Twitter: it’s generally informal, fast-paced, and full of brief snapshots of information. For many associations, capitalizing on this platform can seem daunting, even though social media is increasingly becoming a useful tool in association marketing.
When you think about it, increasing your Twitter followers is a lot like growing a garden. While it may take hard work at first, your end result will be worth the effort. Just like with your garden, it's important to continually cultivate your Twitter presence in order to reach new audiences and expand your visibility.
Have no fear! Thankfully, there are a variety of best practices that will help you increase your organization’s followers, become more confident on social media, and better interact with the Twitter community as a whole.
How to Increase Your Twitter Followers
1) Plant the seed
To launch your organic Twitter growth, you’ll actually start by increasing the number of people your organization is following, rather than your number of followers. When your organization is “following” an account, its tweets will show up in your feed and you can view any new information they send via Twitter. “Followers” refer to the people who want to see the content you are posting. Each new tweet you post will show up in your followers’ feeds and provide them the option to like, retweet, or comment on it.
Begin with those people who are already your followers. Is your association following them back? This is a common courtesy on Twitter as well as a way to interact with those you know are already engaging with your content.
Leverage Existing Membership
Are your members on Twitter? Let’s find out! Twitter allows you to upload your association’s contacts from either Gmail or Outlook email platforms. It then searches to see whether these email addresses are linked to current Twitter accounts and allows you to immediately follow them. You can upload your contacts from LinkedIn for an added boost. This is a great way to engage your members as well as track what your members are talking about.
Twitter also provides a suggested list of accounts for your organization to follow. Be sure to check out these suggestions and see if they will be helpful contacts for your association. One thing to note is that Twitter does not allow you to follow hundreds of people all at once because this can look like spamming activity, so make sure to spread it out as you begin following new people.

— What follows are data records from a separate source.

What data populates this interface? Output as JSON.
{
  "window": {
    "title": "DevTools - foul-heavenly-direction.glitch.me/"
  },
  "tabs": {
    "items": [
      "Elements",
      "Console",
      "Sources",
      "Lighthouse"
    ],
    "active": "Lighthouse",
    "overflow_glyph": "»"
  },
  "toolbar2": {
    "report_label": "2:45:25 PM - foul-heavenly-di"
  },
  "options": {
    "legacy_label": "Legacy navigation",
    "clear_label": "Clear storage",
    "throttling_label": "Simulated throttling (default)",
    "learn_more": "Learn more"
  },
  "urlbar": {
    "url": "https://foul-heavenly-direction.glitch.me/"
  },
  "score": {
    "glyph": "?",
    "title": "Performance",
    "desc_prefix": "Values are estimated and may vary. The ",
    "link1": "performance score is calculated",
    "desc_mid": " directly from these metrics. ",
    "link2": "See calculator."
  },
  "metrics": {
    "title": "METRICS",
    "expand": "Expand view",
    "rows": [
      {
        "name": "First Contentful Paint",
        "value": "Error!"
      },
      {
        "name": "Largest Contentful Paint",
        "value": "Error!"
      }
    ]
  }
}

2) Face your petals toward the sun
An important part of association marketing is to put your organization’s best face forward. Is every section of your Twitter account filled out? Must-haves include your Twitter name, bio, location, website link, profile picture, and header image. If these sections are incomplete, your association’s account will look sloppy and unprofessional.

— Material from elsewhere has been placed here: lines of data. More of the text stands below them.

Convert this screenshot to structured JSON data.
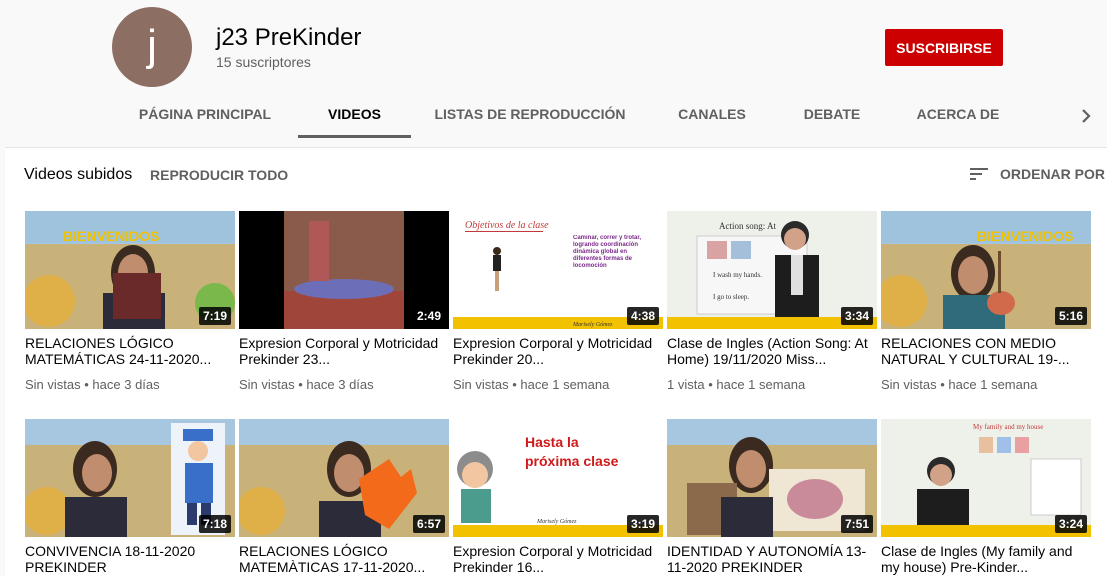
{
  "channel": {
    "avatar_letter": "j",
    "name": "j23 PreKinder",
    "subscribers": "15 suscriptores",
    "subscribe_label": "SUSCRIBIRSE"
  },
  "tabs": [
    {
      "label": "PÁGINA PRINCIPAL"
    },
    {
      "label": "VIDEOS"
    },
    {
      "label": "LISTAS DE REPRODUCCIÓN"
    },
    {
      "label": "CANALES"
    },
    {
      "label": "DEBATE"
    },
    {
      "label": "ACERCA DE"
    }
  ],
  "active_tab": "VIDEOS",
  "section": {
    "title": "Videos subidos",
    "play_all": "REPRODUCIR TODO",
    "sort_label": "ORDENAR POR"
  },
  "videos": [
    {
      "title": "RELACIONES LÓGICO MATEMÁTICAS 24-11-2020...",
      "duration": "7:19",
      "views": "Sin vistas",
      "age": "hace 3 días"
    },
    {
      "title": "Expresion Corporal y Motricidad Prekinder 23...",
      "duration": "2:49",
      "views": "Sin vistas",
      "age": "hace 3 días"
    },
    {
      "title": "Expresion Corporal y Motricidad Prekinder 20...",
      "duration": "4:38",
      "views": "Sin vistas",
      "age": "hace 1 semana"
    },
    {
      "title": "Clase de Ingles (Action Song: At Home) 19/11/2020 Miss...",
      "duration": "3:34",
      "views": "1 vista",
      "age": "hace 1 semana"
    },
    {
      "title": "RELACIONES CON MEDIO NATURAL Y CULTURAL 19-...",
      "duration": "5:16",
      "views": "Sin vistas",
      "age": "hace 1 semana"
    },
    {
      "title": "CONVIVENCIA 18-11-2020 PREKINDER",
      "duration": "7:18",
      "views": "",
      "age": ""
    },
    {
      "title": "RELACIONES LÓGICO MATEMÀTICAS 17-11-2020...",
      "duration": "6:57",
      "views": "",
      "age": ""
    },
    {
      "title": "Expresion Corporal y Motricidad Prekinder 16...",
      "duration": "3:19",
      "views": "",
      "age": ""
    },
    {
      "title": "IDENTIDAD Y AUTONOMÍA 13-11-2020 PREKINDER",
      "duration": "7:51",
      "views": "",
      "age": ""
    },
    {
      "title": "Clase de Ingles (My family and my house) Pre-Kinder...",
      "duration": "3:24",
      "views": "",
      "age": ""
    }
  ],
  "thumb_text": {
    "bienvenidos": "BIENVENIDOS",
    "bienvenidos_alt": "BIENVENIDOS",
    "objetivos": "Objetivos de la clase",
    "objetivos_body": "Caminar, correr y trotar, logrando coordinación dinámica global en diferentes formas de locomoción",
    "signature": "Marisely Gómez",
    "action_song": "Action song: At",
    "hands": "I wash my hands.",
    "sleep": "I go to sleep.",
    "hasta": "Hasta la próxima clase",
    "family": "My family and my house"
  },
  "colors": {
    "subscribe": "#cc0000",
    "accent_yellow": "#f2c200",
    "text_secondary": "#606060"
  }
}
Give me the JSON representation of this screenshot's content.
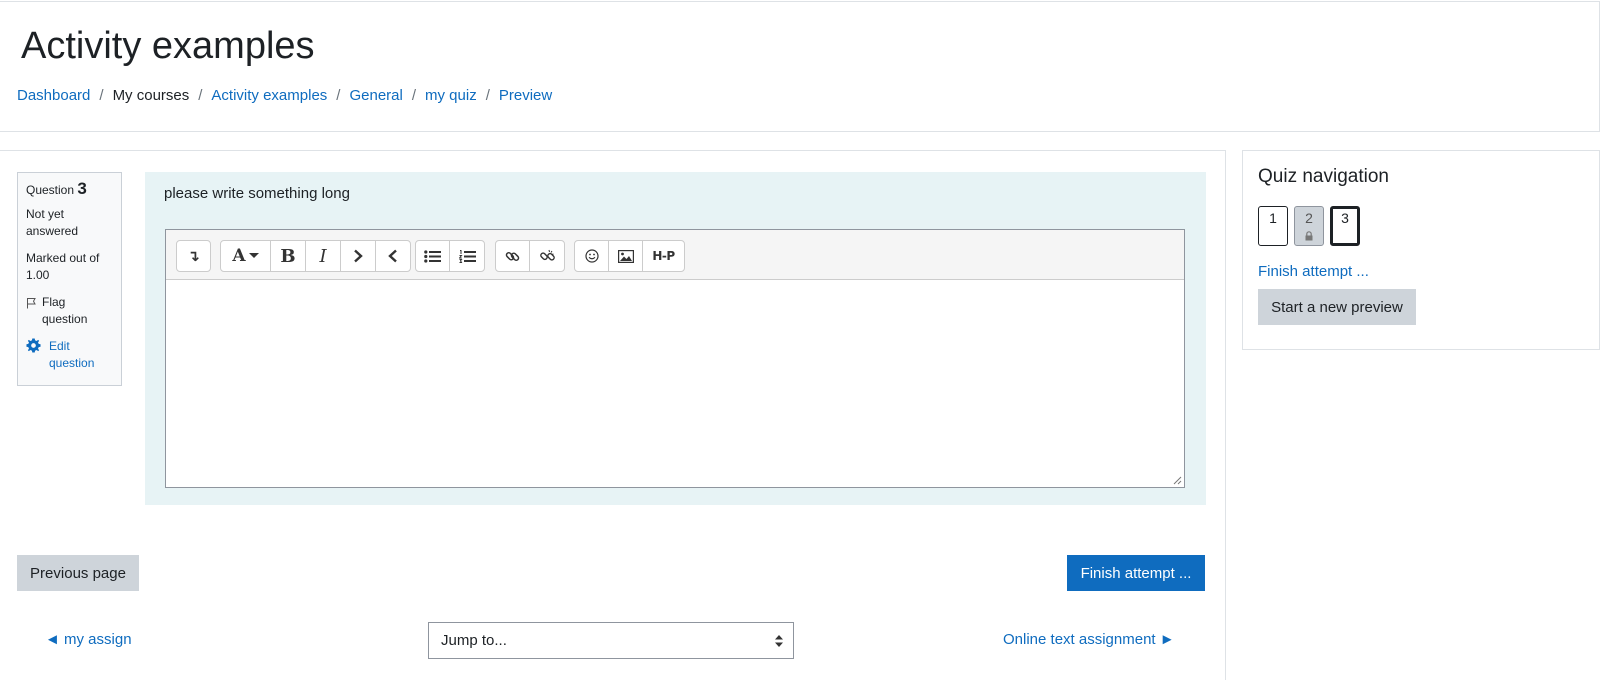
{
  "header": {
    "title": "Activity examples",
    "breadcrumb": {
      "dashboard": "Dashboard",
      "my_courses": "My courses",
      "activity_examples": "Activity examples",
      "general": "General",
      "my_quiz": "my quiz",
      "preview": "Preview",
      "separator": "/"
    }
  },
  "question_info": {
    "label": "Question",
    "number": "3",
    "state": "Not yet answered",
    "marked_out_of": "Marked out of 1.00",
    "flag_label": "Flag question",
    "edit_label": "Edit question"
  },
  "question": {
    "text": "please write something long",
    "editor_value": ""
  },
  "toolbar_icons": [
    "collapse-icon",
    "font-style-icon",
    "bold-icon",
    "italic-icon",
    "indent-icon",
    "outdent-icon",
    "unordered-list-icon",
    "ordered-list-icon",
    "link-icon",
    "unlink-icon",
    "emoji-icon",
    "image-icon",
    "h5p-icon"
  ],
  "toolbar_glyphs": {
    "collapse": "↴",
    "font": "A",
    "bold": "B",
    "italic": "I",
    "h5p": "H-P"
  },
  "buttons": {
    "previous_page": "Previous page",
    "finish_attempt": "Finish attempt ..."
  },
  "activity_nav": {
    "prev": "◄ my assign",
    "next": "Online text assignment ►",
    "jump_placeholder": "Jump to..."
  },
  "quiz_navigation": {
    "title": "Quiz navigation",
    "questions": [
      "1",
      "2",
      "3"
    ],
    "finish_link": "Finish attempt ...",
    "new_preview": "Start a new preview"
  },
  "colors": {
    "link": "#0f6cbf",
    "primary": "#0f6cbf",
    "secondary": "#ced4da",
    "question_bg": "#e7f3f5"
  }
}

Plus, potential members can learn more about what your organization does and how it can help them if these fields are specific and well-written. Be sure to include keywords that can help potential members find you as easily as possible. You can also pin a tweet to the top of your stream so that it’s the first thing people see when they come to your profile. This is great if there’s a topic or event you want your followers and potential members to see right off the bat.
3) Keep your flowers watered
Make your Twitter worth it for your followers. You’ve planted the seeds, but how can you keep your Twitter relationships alive? Tweet interesting, relevant content to keep them coming back. Research shows that news articles are the most commonly retweeted forms of content, and including videos, links, and pictures ups your engagement even further. Hashtags are also an important way for people to find your tweets.

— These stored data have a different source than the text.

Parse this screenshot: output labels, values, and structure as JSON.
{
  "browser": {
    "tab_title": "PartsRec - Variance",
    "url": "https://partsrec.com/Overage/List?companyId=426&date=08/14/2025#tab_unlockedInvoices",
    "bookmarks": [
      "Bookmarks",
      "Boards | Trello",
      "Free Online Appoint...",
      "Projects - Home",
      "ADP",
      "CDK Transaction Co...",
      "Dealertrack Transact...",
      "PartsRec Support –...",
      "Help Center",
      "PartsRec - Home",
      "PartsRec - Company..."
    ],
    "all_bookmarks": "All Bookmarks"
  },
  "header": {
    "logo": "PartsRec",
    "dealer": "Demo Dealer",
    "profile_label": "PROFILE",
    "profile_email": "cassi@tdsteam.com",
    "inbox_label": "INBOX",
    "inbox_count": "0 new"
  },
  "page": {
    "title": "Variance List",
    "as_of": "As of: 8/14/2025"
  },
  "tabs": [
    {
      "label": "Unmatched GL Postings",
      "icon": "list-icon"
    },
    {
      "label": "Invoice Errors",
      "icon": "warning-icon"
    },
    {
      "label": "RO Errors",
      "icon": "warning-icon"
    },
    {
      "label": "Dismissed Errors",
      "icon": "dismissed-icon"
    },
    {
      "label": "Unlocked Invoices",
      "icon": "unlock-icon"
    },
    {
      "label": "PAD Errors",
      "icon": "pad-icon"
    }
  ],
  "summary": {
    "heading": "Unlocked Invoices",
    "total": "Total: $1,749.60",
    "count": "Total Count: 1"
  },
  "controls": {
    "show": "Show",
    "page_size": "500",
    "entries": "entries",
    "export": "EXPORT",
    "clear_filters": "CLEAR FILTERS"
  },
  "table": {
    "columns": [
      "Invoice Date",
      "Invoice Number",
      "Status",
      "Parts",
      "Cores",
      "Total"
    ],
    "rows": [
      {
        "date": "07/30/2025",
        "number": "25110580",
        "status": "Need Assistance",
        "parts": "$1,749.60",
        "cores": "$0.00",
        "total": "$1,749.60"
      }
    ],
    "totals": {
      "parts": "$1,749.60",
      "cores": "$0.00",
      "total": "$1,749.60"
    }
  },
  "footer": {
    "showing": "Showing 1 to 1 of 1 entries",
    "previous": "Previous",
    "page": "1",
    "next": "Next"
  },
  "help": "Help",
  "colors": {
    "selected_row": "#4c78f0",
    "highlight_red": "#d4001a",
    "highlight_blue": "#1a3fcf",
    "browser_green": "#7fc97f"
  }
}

Specialists suggest using 1-2 relevant hashtags in every tweet, and you should also keep tweets under 110 characters. Although Twitter’s character limit is 140, the extra space allows people who retweet you to insert a comment of their own or answer a question you’ve posed. Your frequency of tweets will depend on your organization, but sending 1-4 tweets a day, spread out over your target location’s daytime hours, can help you stay engaged in the Twittersphere and reach the maximum amount of Twitter users.
4) Cultivate the community garden
Many asociations who have online communities understand the importance of cultivating and engaging online communities in association marketing. Your engagement within the Twitter community can be another important way for your association to interact with your members and get their input.
Follow, like, retweet, and comment on other Twitter users’ tweets. When you show interest in others, they’re more likely to give your association a chance and see what you have to say. You can also use the “@” feature to mention other Twitter users specifically. This is a great way to grab the attention of relevant Twitter accounts in your industry.
5) Become a florist
To further promote your own Twitter account, do a little cross-pollination marketing. Link to your Twitter on your website, landing pages, and any other existing social media channels. If your organization has a blog, make sure there is a button next to each post allowing readers to tweet the link. You can also send an email to your members letting them know about your Twitter and the types of discussions, topics, and content they can expect to see from your account. One tactic is to advertise the release of previously gated content once you reach a certain number of followers.
6) Let your garden flourish
With these steps, your organization’s number of followers should increase naturally and organically. Take care to continue these practices to keep new followers engaged in your content and invested in what your association is doing.